Elle n’a pas déménagé bien loin, Anne-Sophie Sabini. Après six années passées à La Table, le bistro de La Réserve de Beaulieu, elle a ouvert en début d’année son propre établissement, So’Mets, en plein centre de ce très chic village de bord de mer. Un joli bistro, moderne et élégant, avec une belle terrasse, dans une perpendiculaire à l’axe principal. Elle y propose une cuisine très légumière, sans être végétarienne, créative mais respectueuse des classiques, et qui a tapé dans l’œil du Guide Michelin qui vient de l’intégrer à sa sélection, neuf petits mois après son ouverture.
Il faut dire que cette trentenaire originaire de Lyon est allée à bonne école. “On a toujours beaucoup aimé la nourriture et le vin. J’ai été élevée avec ça. Ma mère cuisinait tout, il n’y avait pas de surgelés.”
Les étoiles et rien d’autre
C’est alors qu’elle n’est qu’au collège, qu’elle a soudain la fourchette qui la démange : “Mes parents m’ont permis de travailler dans un restaurant, pas loin de chez moi. C’est là que j’ai eu le déclic. Au lycée, j’ai continué pour me faire de l’argent de poche.” À ce moment-là, alors que certains rêvent depuis des années de devenir docteur, esthéticienne ou magistrat, elle n’a pas encore de métier qui la fasse rêver : “Au collège, j’ai fait un stage dans une crèche. C’est le genre de métier vers lequel on nous poussait à cette époque. Ça ou maîtresse d’école,” se souvient-elle en souriant.
Parce qu’à ce moment-là les filles, ça ne va pas vraiment en cuisine. La graine de carrière met quelques années à germer. Mais quand c’est décidé, elle fonce : “Au bout de ma deuxième année de lycée, j’ai décidé de retourner en CAP, en cuisine, et d’aller vers la gastronomie. J’ai tout de suite su que je voulais travailler dans des étoilés.” Pendant ses recherches d’apprentissage, certains patrons essaient de l’orienter vers le service. C’est mal connaître Anne-Sophie, qui n’a pas vraiment besoin qu’on réfléchisse à sa place.
Travail acharné
Elle décroche un apprentissage à Condrieu, dans un établissement doté d’un macaron Michelin, et c’est le début. “J’avais 17 ans, j’avais mon appartement. J’adorais ce que je faisais, je travaillais tout le temps. Quand je rentrais chez moi, je faisais des dessins. Des fiches, sur lesquelles je dessinais les assiettes et je notais les recettes.”
Quelques années plus tard, après un passage pas L’Oustau de Baumanière aux Baux-de-Provence, trois macarons, où elle apprend aux côtés de Sylvestre Wahid, c’est à La Pinède, à Saint-Tropez, qu’elle est engagée par le propriétaire, Jean-Claude Delion. Elle pose ses couteaux à côté de ceux d’Arnaud Donckele. Une aventure. “On a eu la deuxième et la troisième étoile ensemble.”
L’esprit bistrot
Et puis, alors qu’elle est encore à La Pinède, on lui propose des vacances un peu spéciales : “Un chef belge m’a proposé de faire l’ouverture de son bistrot. J’ai accepté. J’ai eu un déclic : travailler des beaux produits, dans la qualité, avec une cuisine ouverte, dans le partage avec les clients, ça a été une révélation. Alors quand M. Delion m’a proposé d’ouvrir La Table, le bistrot de La Réserve de Beaulieu, c’est tombé à pic.” Elle y rencontre un vrai succès, couronné par un Bib gourmand au Michelin.

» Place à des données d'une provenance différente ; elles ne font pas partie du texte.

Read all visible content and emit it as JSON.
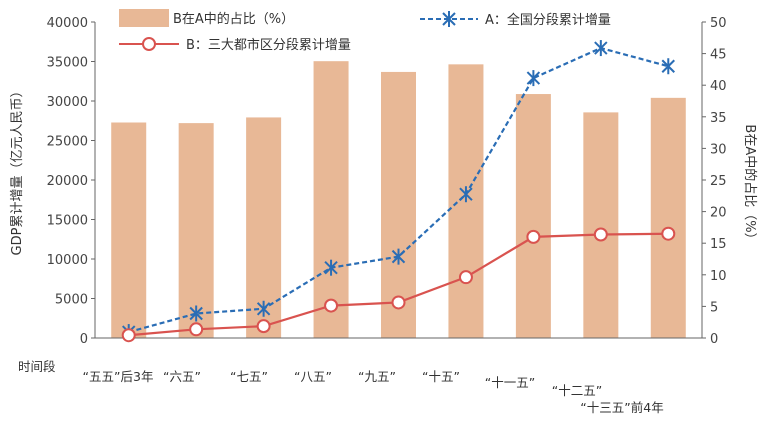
{
  "chart_data": {
    "type": "bar",
    "period_label": "时间段",
    "categories": [
      "“五五”后3年",
      "“六五”",
      "“七五”",
      "“八五”",
      "“九五”",
      "“十五”",
      "“十一五”",
      "“十二五”",
      "“十三五”前4年"
    ],
    "series": [
      {
        "name": "B在A中的占比（%）",
        "type": "bar",
        "axis": "right",
        "color": "#e8b896",
        "values": [
          34.1,
          34.0,
          34.9,
          43.8,
          42.1,
          43.3,
          38.6,
          35.7,
          38.0
        ]
      },
      {
        "name": "A：全国分段累计增量",
        "type": "line",
        "axis": "left",
        "color": "#2a6db5",
        "dash": true,
        "marker": "star",
        "values": [
          750,
          3100,
          3700,
          8900,
          10300,
          18200,
          32900,
          36700,
          34400
        ]
      },
      {
        "name": "B：三大都市区分段累计增量",
        "type": "line",
        "axis": "left",
        "color": "#d9534f",
        "marker": "circle",
        "values": [
          350,
          1100,
          1500,
          4100,
          4500,
          7700,
          12800,
          13100,
          13200
        ]
      }
    ],
    "y_left": {
      "label": "GDP累计增量（亿元人民币）",
      "min": 0,
      "max": 40000,
      "step": 5000,
      "ticks": [
        "0",
        "5000",
        "10000",
        "15000",
        "20000",
        "25000",
        "30000",
        "35000",
        "40000"
      ]
    },
    "y_right": {
      "label": "B在A中的占比（%）",
      "min": 0,
      "max": 50,
      "step": 5,
      "ticks": [
        "0",
        "5",
        "10",
        "15",
        "20",
        "25",
        "30",
        "35",
        "40",
        "45",
        "50"
      ]
    },
    "legend": {
      "bar": "B在A中的占比（%）",
      "line_a": "A：全国分段累计增量",
      "line_b": "B：三大都市区分段累计增量"
    },
    "grid": false
  }
}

Pendant ces années-là, une opportunité se présente. “C’était une des clientes de La Table qui vendait cet établissement. Elle faisait surtout des petits-déjeuners. C’était en vente depuis longtemps. Mais je n’étais pas prête. J’avais déjà un dossier tout prêt, avec un business plan, des recettes, des fiches techniques. Mais je n’étais pas prête.” Et un jour, six ans après être arrivée à Beaulieu, elle sent que c’est le moment de voler de ses propres ailes.
Haute bistronomie
Dans ce nouveau chapitre de son épopée, elle est suivie par quelques membres de son équipe. En quelques mois, elle s’est déjà fait une belle clientèle, auprès de laquelle elle aime évoluer, avec laquelle elle aime échanger.

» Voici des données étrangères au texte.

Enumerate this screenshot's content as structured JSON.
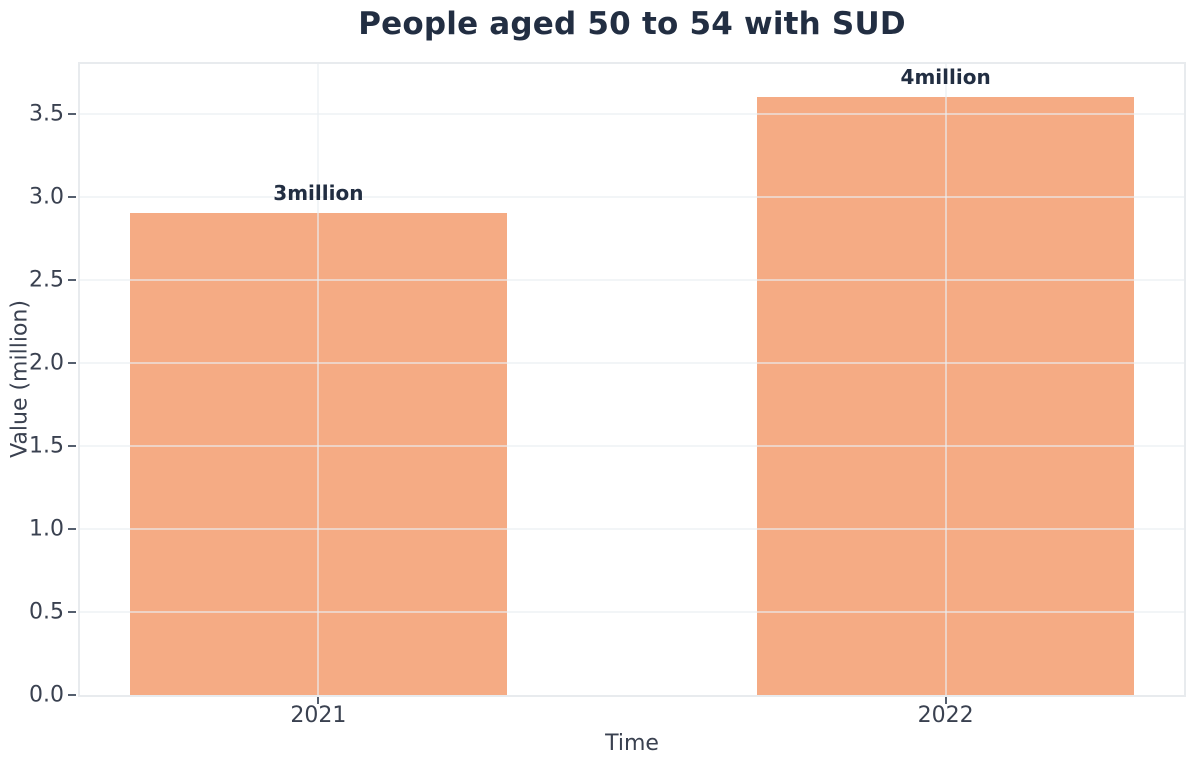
{
  "chart_data": {
    "type": "bar",
    "title": "People aged 50 to 54 with SUD",
    "xlabel": "Time",
    "ylabel": "Value (million)",
    "categories": [
      "2021",
      "2022"
    ],
    "x": [
      2021,
      2022
    ],
    "values": [
      2.9,
      3.6
    ],
    "bar_labels": [
      "3million",
      "4million"
    ],
    "yticks": [
      0.0,
      0.5,
      1.0,
      1.5,
      2.0,
      2.5,
      3.0,
      3.5
    ],
    "ytick_labels": [
      "0.0",
      "0.5",
      "1.0",
      "1.5",
      "2.0",
      "2.5",
      "3.0",
      "3.5"
    ],
    "ylim": [
      0,
      3.8
    ],
    "xlim": [
      2020.62,
      2022.38
    ],
    "bar_width": 0.6,
    "grid": true,
    "legend": false,
    "bar_color": "#f5ab84",
    "colors": {
      "title_text": "#222e42",
      "annotation_text": "#222e42",
      "tick_text": "#3a4150",
      "plot_border": "#e8ebee",
      "background": "#ffffff"
    }
  }
}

“J’ai eu un vrai déclic pour la bistronomie. Même avec des petits produits, qu’on ne trouvera pas en gastronomie, on peut faire des trucs de dingue. La gastronomie me manque, bien sûr, et je travaille toujours mes assiettes tout autant qu’avant. Mais je cherchais un contact différent avec les clients. Le bistrot me permet de tout avoir : la cuisine et le contact avec les clients.”